Sleeping Together: How to Actually Catch Some ZZZs
You’ve figured out how to share a life with your partner, but have you figured out how to share a bed? Sometimes your bed is used for really fun things (like binge watching House of Cards) but other times you need to use it for sleep.
Two people, one bed, a million issues. Temperature, mattress firmness, snuggle interest, cover hogging, snoring, alarms, and on and on. It can be nearly impossible to actually get a restful night. So much so that more at least 12% of married people sleep in separate rooms. Experts say that solution can save a marriage—but should be a last resort because there are a lot of benefits to sleeping in the same room such as higher intimacy and lower stress. OK, so how do we make it work? Like, without smothering our snoring spouse with our fluffy down pillows?
For me, bed size makes all the difference. I cannot sleep if someone is touching me. Or breathing too loud next to me. Or so close that they might touch or breath on me. My husband and I were recently on vacation and stayed in a queen size bed. At one point we both rolled inward and ended up with our noses touching and yoga breathing into each other’s mouths. I was literally concerned about getting carbon dioxide poisoning. We have three kids, so if allowed I would have bought an Alaskan king which is even bigger. My husband correctly points out that a standard king is already too big for our bedroom and our closet door doesn’t fully open but SO WHAT? It’s worth it. Hell, I would rappel into our bedroom through the window if that had been what was required to get a king size bed.
A big bed works for us. I know other couples who stagger sleep times so the night owl doesn’t keep the other awake with electronics in the bedroom. Another couple knows one spouse is sleeping on the couch if they drink red wine because it makes them snore. For some a TV helps and for others it doesn’t. Some have fancy sleep machines or fancy beds or fancy sleep gadgets. Some have fancy spouses who just sleep without issue. I don’t think they sell those at Brookstone, but what a great idea!
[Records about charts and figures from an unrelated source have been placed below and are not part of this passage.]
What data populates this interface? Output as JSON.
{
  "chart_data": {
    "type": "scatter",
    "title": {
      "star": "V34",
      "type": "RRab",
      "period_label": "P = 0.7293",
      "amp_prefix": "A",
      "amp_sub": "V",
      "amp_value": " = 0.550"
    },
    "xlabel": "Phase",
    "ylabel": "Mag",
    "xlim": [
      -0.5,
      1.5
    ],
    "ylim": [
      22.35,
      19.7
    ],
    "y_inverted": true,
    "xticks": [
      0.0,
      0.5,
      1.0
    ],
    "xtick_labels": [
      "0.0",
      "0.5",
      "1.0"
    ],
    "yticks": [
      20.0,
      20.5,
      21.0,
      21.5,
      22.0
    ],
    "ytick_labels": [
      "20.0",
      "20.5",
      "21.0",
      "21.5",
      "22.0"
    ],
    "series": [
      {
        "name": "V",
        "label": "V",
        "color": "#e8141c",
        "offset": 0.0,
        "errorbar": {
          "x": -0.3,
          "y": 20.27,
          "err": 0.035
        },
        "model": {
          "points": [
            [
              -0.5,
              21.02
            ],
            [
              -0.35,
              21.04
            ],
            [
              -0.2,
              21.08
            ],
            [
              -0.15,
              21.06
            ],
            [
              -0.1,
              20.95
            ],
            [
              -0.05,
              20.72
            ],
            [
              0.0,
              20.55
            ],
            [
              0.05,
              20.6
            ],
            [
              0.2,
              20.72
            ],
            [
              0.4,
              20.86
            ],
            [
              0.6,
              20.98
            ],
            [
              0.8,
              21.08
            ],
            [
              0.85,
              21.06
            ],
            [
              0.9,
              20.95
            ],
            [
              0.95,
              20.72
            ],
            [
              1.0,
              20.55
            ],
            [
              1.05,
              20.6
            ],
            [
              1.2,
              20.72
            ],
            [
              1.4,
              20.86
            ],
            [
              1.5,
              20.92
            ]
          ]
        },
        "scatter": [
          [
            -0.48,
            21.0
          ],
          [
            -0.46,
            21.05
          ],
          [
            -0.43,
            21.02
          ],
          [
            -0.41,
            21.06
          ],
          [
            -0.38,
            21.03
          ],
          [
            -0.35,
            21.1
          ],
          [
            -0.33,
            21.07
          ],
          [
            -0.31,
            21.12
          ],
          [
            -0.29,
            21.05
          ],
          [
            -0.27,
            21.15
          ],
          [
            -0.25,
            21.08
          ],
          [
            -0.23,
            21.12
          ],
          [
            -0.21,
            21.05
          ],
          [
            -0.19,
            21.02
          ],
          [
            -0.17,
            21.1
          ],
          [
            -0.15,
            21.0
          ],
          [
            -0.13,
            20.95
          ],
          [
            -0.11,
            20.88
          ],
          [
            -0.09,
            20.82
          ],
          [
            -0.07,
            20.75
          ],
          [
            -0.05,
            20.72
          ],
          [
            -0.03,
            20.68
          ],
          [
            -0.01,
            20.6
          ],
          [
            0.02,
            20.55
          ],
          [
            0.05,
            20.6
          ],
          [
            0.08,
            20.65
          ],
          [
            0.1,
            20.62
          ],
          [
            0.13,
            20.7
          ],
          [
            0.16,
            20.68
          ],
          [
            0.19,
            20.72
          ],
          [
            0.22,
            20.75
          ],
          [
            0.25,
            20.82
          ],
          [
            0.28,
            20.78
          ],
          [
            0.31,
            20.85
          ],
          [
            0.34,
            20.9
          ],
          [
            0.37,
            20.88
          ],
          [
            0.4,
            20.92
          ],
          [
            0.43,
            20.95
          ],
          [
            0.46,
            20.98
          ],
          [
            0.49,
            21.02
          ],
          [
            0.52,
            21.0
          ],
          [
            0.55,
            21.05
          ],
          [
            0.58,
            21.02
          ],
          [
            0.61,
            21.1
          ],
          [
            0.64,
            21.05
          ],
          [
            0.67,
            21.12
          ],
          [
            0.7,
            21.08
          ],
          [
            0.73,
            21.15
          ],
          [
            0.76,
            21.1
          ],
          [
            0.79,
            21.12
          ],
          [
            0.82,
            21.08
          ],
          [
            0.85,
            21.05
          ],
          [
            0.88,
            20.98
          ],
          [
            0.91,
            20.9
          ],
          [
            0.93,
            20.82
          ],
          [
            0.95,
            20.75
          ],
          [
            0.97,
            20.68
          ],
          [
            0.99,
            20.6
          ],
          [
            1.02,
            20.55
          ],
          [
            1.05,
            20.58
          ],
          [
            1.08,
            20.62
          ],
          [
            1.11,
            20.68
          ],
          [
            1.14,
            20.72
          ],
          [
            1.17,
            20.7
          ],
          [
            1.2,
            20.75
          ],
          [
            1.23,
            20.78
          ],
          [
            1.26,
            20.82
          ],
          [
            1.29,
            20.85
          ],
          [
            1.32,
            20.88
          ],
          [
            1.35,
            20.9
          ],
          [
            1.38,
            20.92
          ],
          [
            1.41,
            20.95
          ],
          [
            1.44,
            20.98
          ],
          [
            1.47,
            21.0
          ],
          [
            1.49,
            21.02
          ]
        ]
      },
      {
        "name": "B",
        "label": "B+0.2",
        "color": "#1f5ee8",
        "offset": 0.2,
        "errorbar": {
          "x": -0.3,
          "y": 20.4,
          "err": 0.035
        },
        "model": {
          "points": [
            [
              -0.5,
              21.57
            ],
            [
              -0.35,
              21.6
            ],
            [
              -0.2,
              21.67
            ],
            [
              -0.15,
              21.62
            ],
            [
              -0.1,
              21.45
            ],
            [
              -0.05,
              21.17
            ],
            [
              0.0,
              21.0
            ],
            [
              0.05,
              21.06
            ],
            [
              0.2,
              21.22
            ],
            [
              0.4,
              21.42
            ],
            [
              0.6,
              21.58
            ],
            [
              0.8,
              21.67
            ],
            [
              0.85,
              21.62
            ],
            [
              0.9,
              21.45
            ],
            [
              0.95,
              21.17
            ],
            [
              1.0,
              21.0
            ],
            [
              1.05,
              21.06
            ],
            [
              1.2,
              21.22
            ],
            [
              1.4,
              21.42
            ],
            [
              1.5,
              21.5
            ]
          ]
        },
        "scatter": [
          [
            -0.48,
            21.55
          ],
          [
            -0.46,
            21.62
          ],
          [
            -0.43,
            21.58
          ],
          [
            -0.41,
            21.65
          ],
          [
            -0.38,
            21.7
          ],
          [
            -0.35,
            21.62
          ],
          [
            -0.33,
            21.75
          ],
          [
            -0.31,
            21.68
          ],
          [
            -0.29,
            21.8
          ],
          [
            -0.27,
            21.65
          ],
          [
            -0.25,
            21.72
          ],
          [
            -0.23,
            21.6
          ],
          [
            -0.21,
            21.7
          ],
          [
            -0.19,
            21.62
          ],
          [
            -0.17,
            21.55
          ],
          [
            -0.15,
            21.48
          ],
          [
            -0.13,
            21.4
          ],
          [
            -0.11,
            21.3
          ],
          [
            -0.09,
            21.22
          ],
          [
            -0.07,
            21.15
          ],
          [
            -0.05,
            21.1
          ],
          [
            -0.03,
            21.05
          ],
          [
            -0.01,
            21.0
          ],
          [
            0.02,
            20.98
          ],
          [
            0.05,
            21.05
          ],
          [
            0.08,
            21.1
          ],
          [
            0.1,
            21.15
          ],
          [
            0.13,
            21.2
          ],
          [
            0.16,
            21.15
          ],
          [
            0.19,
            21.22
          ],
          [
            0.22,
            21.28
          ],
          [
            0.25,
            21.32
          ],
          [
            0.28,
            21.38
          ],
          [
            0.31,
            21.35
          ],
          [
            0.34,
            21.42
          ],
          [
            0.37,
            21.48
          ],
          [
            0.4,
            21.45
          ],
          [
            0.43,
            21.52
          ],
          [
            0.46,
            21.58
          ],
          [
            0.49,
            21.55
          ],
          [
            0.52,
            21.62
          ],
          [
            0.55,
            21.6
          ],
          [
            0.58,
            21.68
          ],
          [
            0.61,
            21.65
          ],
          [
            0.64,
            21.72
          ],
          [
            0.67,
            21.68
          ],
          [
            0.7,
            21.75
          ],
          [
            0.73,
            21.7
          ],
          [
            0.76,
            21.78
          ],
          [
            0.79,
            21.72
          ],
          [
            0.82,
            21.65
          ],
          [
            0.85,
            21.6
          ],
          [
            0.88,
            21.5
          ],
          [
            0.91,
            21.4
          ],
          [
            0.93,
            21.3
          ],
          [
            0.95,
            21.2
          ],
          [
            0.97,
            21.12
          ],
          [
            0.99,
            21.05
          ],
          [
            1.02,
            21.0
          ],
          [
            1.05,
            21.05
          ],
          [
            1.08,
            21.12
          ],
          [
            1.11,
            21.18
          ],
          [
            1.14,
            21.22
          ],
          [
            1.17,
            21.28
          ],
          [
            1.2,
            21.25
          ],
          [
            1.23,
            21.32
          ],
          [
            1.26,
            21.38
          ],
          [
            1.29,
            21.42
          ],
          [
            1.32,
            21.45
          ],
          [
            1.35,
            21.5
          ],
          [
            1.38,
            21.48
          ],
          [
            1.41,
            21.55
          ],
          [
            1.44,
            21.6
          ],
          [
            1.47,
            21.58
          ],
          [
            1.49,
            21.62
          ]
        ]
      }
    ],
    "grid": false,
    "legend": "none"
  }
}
Getting a good night’s sleep makes you better at everything, including marriage. It’s worth trying anything to make it work in the same bed—earplugs, mouth guards, noise machines, separate covers, dual firmness mattresses. But more than that, sleep issues require communication and compromise just like every other thing about marriage. Bummer right? Eventually there will be some problem we can fix by not talking and getting everything we want. There has to be! Let’s sleep on it.